Memory Assessments

Have you ever misplaced your keys, forgotten a phone number or drawn a blank when trying to recall someone’s name? For some people, this type of forgetfulness is a normal part of aging and generally not a cause for concern. When memory loss becomes disabling or interferes with daily living, it may be a warning sign of something more.

Memory screening
Patients with suspected memory loss are given an initial physical exam and memory screening.

If results indicate a problem, the patient undergoes an in-depth cognitive evaluation by a neuropsychologist. The comprehensive assessment tests attention, concentration, memory, problem-solving and verbal skills. Our geriatricians work closely with neurologists, who may perform blood, spinal cord fluid tests and brain imaging scans.

There are many possible causes for memory loss. It’s important to identify and address the underlying cause. Symptoms of memory loss can be caused by a neurodegenerative condition such as Alzheimer’s disease, or by other conditions such as undetected small strokes.

Other things that can contribute to memory loss include depression, medication interactions, sleep problems, thyroid disorders, anxiety and vitamin deficiencies.

Diagnosis and treatment
After memory loss has been diagnosed, our geriatricians put together an effective treatment plan tailored to the patient’s needs and lifestyle. The causes and types of dementia vary:

Alzheimer’s disease accounts for 60 percent to 80 percent of dementia cases.

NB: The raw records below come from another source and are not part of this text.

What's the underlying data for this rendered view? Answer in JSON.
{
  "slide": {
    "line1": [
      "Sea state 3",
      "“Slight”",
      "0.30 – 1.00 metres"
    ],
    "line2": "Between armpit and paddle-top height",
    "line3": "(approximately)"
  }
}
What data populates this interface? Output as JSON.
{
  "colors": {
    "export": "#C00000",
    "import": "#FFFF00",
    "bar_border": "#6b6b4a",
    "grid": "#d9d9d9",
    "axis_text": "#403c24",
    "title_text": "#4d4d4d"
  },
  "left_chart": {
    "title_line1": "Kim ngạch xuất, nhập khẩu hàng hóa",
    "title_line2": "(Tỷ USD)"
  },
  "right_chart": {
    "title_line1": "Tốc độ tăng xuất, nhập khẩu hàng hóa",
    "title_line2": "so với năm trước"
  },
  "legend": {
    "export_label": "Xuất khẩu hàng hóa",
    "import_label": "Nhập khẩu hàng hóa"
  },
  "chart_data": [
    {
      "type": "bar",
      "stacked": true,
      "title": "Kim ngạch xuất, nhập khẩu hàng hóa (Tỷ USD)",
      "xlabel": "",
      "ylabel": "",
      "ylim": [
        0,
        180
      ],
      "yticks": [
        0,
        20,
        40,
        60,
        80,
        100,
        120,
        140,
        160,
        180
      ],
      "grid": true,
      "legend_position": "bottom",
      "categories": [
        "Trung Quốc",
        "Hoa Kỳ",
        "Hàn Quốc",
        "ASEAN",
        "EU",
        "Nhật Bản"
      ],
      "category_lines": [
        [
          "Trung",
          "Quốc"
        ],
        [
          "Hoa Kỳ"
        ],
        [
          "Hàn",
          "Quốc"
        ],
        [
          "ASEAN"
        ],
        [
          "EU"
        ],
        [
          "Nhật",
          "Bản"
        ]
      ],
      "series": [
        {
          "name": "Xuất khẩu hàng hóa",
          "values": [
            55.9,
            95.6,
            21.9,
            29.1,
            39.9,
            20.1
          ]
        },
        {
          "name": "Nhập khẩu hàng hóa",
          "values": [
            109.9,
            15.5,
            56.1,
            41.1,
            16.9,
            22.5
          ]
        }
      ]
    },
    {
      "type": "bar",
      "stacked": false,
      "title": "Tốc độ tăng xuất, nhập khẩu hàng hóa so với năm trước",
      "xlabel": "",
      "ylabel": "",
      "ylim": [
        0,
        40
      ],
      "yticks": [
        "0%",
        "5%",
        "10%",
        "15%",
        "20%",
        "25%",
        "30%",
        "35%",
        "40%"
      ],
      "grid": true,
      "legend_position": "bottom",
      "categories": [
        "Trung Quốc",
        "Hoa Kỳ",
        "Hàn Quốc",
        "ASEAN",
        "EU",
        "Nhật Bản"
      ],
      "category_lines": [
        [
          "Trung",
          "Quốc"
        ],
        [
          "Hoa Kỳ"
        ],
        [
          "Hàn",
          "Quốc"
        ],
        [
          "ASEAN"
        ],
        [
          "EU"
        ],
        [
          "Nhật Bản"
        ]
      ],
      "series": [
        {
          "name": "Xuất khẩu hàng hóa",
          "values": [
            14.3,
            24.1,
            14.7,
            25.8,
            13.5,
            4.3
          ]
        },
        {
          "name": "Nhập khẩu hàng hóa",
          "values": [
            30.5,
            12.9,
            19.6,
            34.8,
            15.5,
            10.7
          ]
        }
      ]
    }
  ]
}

According to the Alzheimer’s Association, as baby boomers age, one in eight will get Alzheimer’s disease after turning 65. At 85, the risk increases to nearly one in two.

Vascular dementia is caused by poor blood flow to the brain, and can result from any number of conditions that narrow the blood vessels, such as stroke, diabetes and hypertension.

Other forms of dementia include dementia with Lewy bodies, an abnormal protein deposit in the brain stem and cerebral cortex; Parkinson’s disease dementia; frontotemporal dementia, which affects language and behavior; and Huntington’s disease.

Each type of dementia requires its own treatment approach.